Birde, Menderes’in mali olarak orduyu ihmal ettiği tezi doğru değildir. DP, ekonomik büyümeden askeri harcamalar için büyük pay ayırmaya devam etmiştir. Ancak özellikle iktidarın son üç-dört yılında bozulan ekonomik dengeler, subayların maddi durumunu da olumsuz etkilemiştir. Subayların gelir ve prestij kaybı, onların DP’ye olan güvensizliğini arttırmıştır.

1957 seçimlerinden sonra ise DP’ye karşı gelişen toplumsal muhalefete karşın kolluk kuvvetlerinin tutuklama yetkisi dahi veren “tahkikat komisyonu” kuruldu.
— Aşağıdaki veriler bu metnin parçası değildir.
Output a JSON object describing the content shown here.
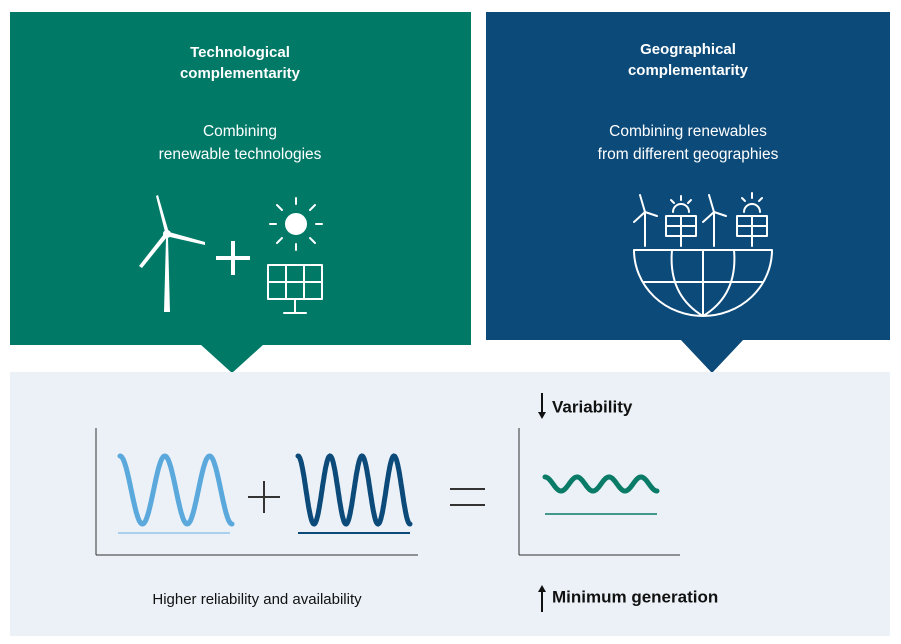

Bu komisyon oldukça geniş yetkilere sahipti. Basında çıkan haberlerden dolayı pek çok gazeteciyi sorguladılar, bazı basın yayın organlarını kapattılar, telefon dinlemeleri yaptırdılar, üniversite olaylarını CHP ile ilişkilendirmek için suçlu avına çıktılar, hatta CHP genel merkezini bile dinlettiler. Dinlemelerin tamamı da Ankara İl Emniyet Müdürlüğündeki bir birim tarafından gerçekleştirilmişti. PTT kanalı ile telli dinleme dediğimiz bir yöntem ile bu işi yapmışlardı. Hatta sistemleri kuran ve öğretende ABD’ den gelen FBI uzmanları idi. Birimin kuruluşu da DP’ nin ilk yıllarına dayanıyor. DP içindeki birileri Abdülhamitçilik oynamışlar anlayacağınız.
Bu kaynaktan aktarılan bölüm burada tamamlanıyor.